Let $S$ be a metric space, $ f: S \to \Bbb R$ continuous. Define $Z(f) = \{p \in S : f(p) = 0 \}$. Prove $Z(f)$ is closed. Let $S$ be a metric space, $ f: S \to \Bbb R$ continuous. Define $Z(f) = \{p \in S : f(p) = 0 \}$. Prove $Z(f)$ is closed.
I've come up with a proof... I just would like to know if it is logical enough or it needs to be improved upon somehow. It seems very long for a simple idea.
Below is my proof: 
Must show $\Bbb R \setminus Z(f)$ is open.
$\quad \Bbb R \setminus Z(f)= \{x: f(x) \ne 0\} = \{x: f(x) > 0\} \cup \{x: f(x) <0\}$
It's enough to show $\{x: f(x) > 0\}$ is open if $f$ is continuous, because $\{x: f(x) < 0\} = \{x: -f(x) > 0\}$, and $-f$ is continuous if $f$ is continuous. 
So, let $x \in \Bbb R$ be such that $f(x) > 0$. There exists $\epsilon > 0$ such that $f(x) > \epsilon$.
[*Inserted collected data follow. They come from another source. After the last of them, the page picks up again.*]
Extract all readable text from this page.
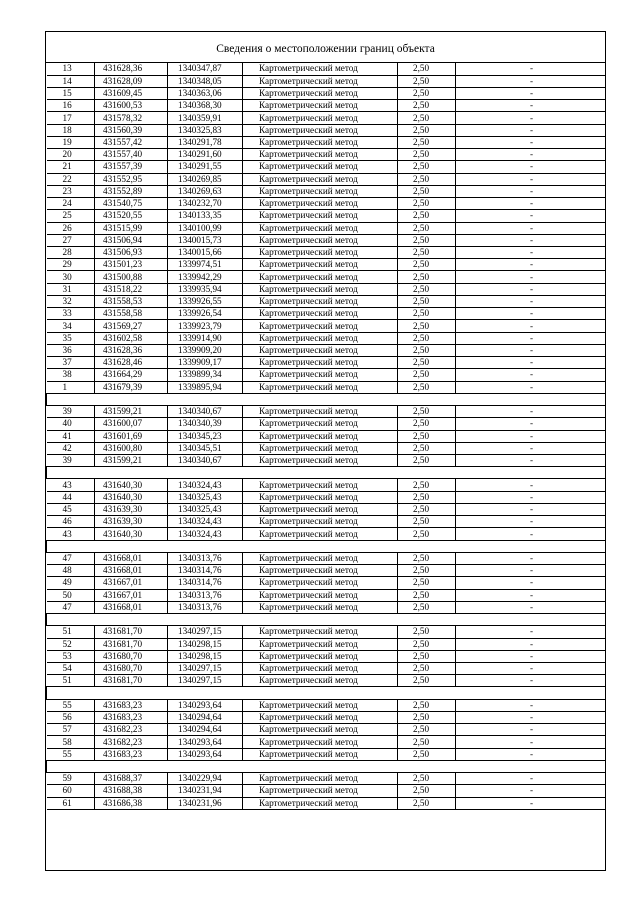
Сведения о местоположении границ объекта
13	431628,36	1340347,87	Картометрический метод	2,50	-
14	431628,09	1340348,05	Картометрический метод	2,50	-
15	431609,45	1340363,06	Картометрический метод	2,50	-
16	431600,53	1340368,30	Картометрический метод	2,50	-
17	431578,32	1340359,91	Картометрический метод	2,50	-
18	431560,39	1340325,83	Картометрический метод	2,50	-
19	431557,42	1340291,78	Картометрический метод	2,50	-
20	431557,40	1340291,60	Картометрический метод	2,50	-
21	431557,39	1340291,55	Картометрический метод	2,50	-
22	431552,95	1340269,85	Картометрический метод	2,50	-
23	431552,89	1340269,63	Картометрический метод	2,50	-
24	431540,75	1340232,70	Картометрический метод	2,50	-
25	431520,55	1340133,35	Картометрический метод	2,50	-
26	431515,99	1340100,99	Картометрический метод	2,50	-
27	431506,94	1340015,73	Картометрический метод	2,50	-
28	431506,93	1340015,66	Картометрический метод	2,50	-
29	431501,23	1339974,51	Картометрический метод	2,50	-
30	431500,88	1339942,29	Картометрический метод	2,50	-
31	431518,22	1339935,94	Картометрический метод	2,50	-
32	431558,53	1339926,55	Картометрический метод	2,50	-
33	431558,58	1339926,54	Картометрический метод	2,50	-
34	431569,27	1339923,79	Картометрический метод	2,50	-
35	431602,58	1339914,90	Картометрический метод	2,50	-
36	431628,36	1339909,20	Картометрический метод	2,50	-
37	431628,46	1339909,17	Картометрический метод	2,50	-
38	431664,29	1339899,34	Картометрический метод	2,50	-
1	431679,39	1339895,94	Картометрический метод	2,50	-

39	431599,21	1340340,67	Картометрический метод	2,50	-
40	431600,07	1340340,39	Картометрический метод	2,50	-
41	431601,69	1340345,23	Картометрический метод	2,50	-
42	431600,80	1340345,51	Картометрический метод	2,50	-
39	431599,21	1340340,67	Картометрический метод	2,50	-

43	431640,30	1340324,43	Картометрический метод	2,50	-
44	431640,30	1340325,43	Картометрический метод	2,50	-
45	431639,30	1340325,43	Картометрический метод	2,50	-
46	431639,30	1340324,43	Картометрический метод	2,50	-
43	431640,30	1340324,43	Картометрический метод	2,50	-

47	431668,01	1340313,76	Картометрический метод	2,50	-
48	431668,01	1340314,76	Картометрический метод	2,50	-
49	431667,01	1340314,76	Картометрический метод	2,50	-
50	431667,01	1340313,76	Картометрический метод	2,50	-
47	431668,01	1340313,76	Картометрический метод	2,50	-

51	431681,70	1340297,15	Картометрический метод	2,50	-
52	431681,70	1340298,15	Картометрический метод	2,50	-
53	431680,70	1340298,15	Картометрический метод	2,50	-
54	431680,70	1340297,15	Картометрический метод	2,50	-
51	431681,70	1340297,15	Картометрический метод	2,50	-

55	431683,23	1340293,64	Картометрический метод	2,50	-
56	431683,23	1340294,64	Картометрический метод	2,50	-
57	431682,23	1340294,64	Картометрический метод	2,50	-
58	431682,23	1340293,64	Картометрический метод	2,50	-
55	431683,23	1340293,64	Картометрический метод	2,50	-

59	431688,37	1340229,94	Картометрический метод	2,50	-
60	431688,38	1340231,94	Картометрический метод	2,50	-
61	431686,38	1340231,96	Картометрический метод	2,50	-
Say $\epsilon = \frac{f(x)}{2}$, since $f$ is continuous, there exists $\delta >0$ such that
$\quad |f(x) - f(y)| < \epsilon = \frac{f(x)}{2}$ if $|x-y| < \delta$
then,
$\quad-\frac{f(x)}{2} < f(y) - f(x) < \frac{f(x)}{4}$
so,
$\quad f(y) > f(x) - \frac{f(x)}{2} = \frac{f(x)}{2} > 0$
since $y$ with $|y - x| < \delta$ is arbitrary, $(x - \delta, x + \delta) \subset \{x : f(x) > 0 \}$
Therefore $Z(f)$ is closed.
 A: Another way is to use sequential characterization, so let $(p_{n})\subseteq Z(f)$ be such that $p_{n}\rightarrow p$ in $S$, then continuity of $f$ gives $f(p_{n})\rightarrow f(p)$. But $f(p_{n})=0$, so $f(p)=0$, this shows that $p\in Z(f)$, we are done.
A: One alternate definition of continuous is that $f$ is continuous if the preimage of any open set is open. If we can use that, then the result of immediate since $(-\infty,0)\cup(0,\infty)$ is open.
Starting with the $\epsilon-\delta$ version of continuity, you can fairly easily prove the first definition. Let $U$ be an open set, and take $y\in U$. We want to show that $f^{-1}(U)$ contains a neighborhood of $x$ for any $x\in f^{-1}(y)$. Well, since $y\in U$ and $U$ is open, there is an $\epsilon$-ball around $y$ in $U$. By continuity, there exists $\delta>0$ such that the $\delta$-ball around $x$ maps into the $\epsilon$-ball around $y$.
A: There's nothing wrong with your proof, except that you have to take the complement of $Z(f)$ in $S$, not in $\mathbb{R}$. Nevertheless, I would've argumented something similar to Elliot's answer but more straightforward: another equivalent definition of continuous map is that the preimage of a closed set is closed. In this case, $Z(f)=f^{-1}(\{0\})$. Since $\{0\}$ is closed, you're done.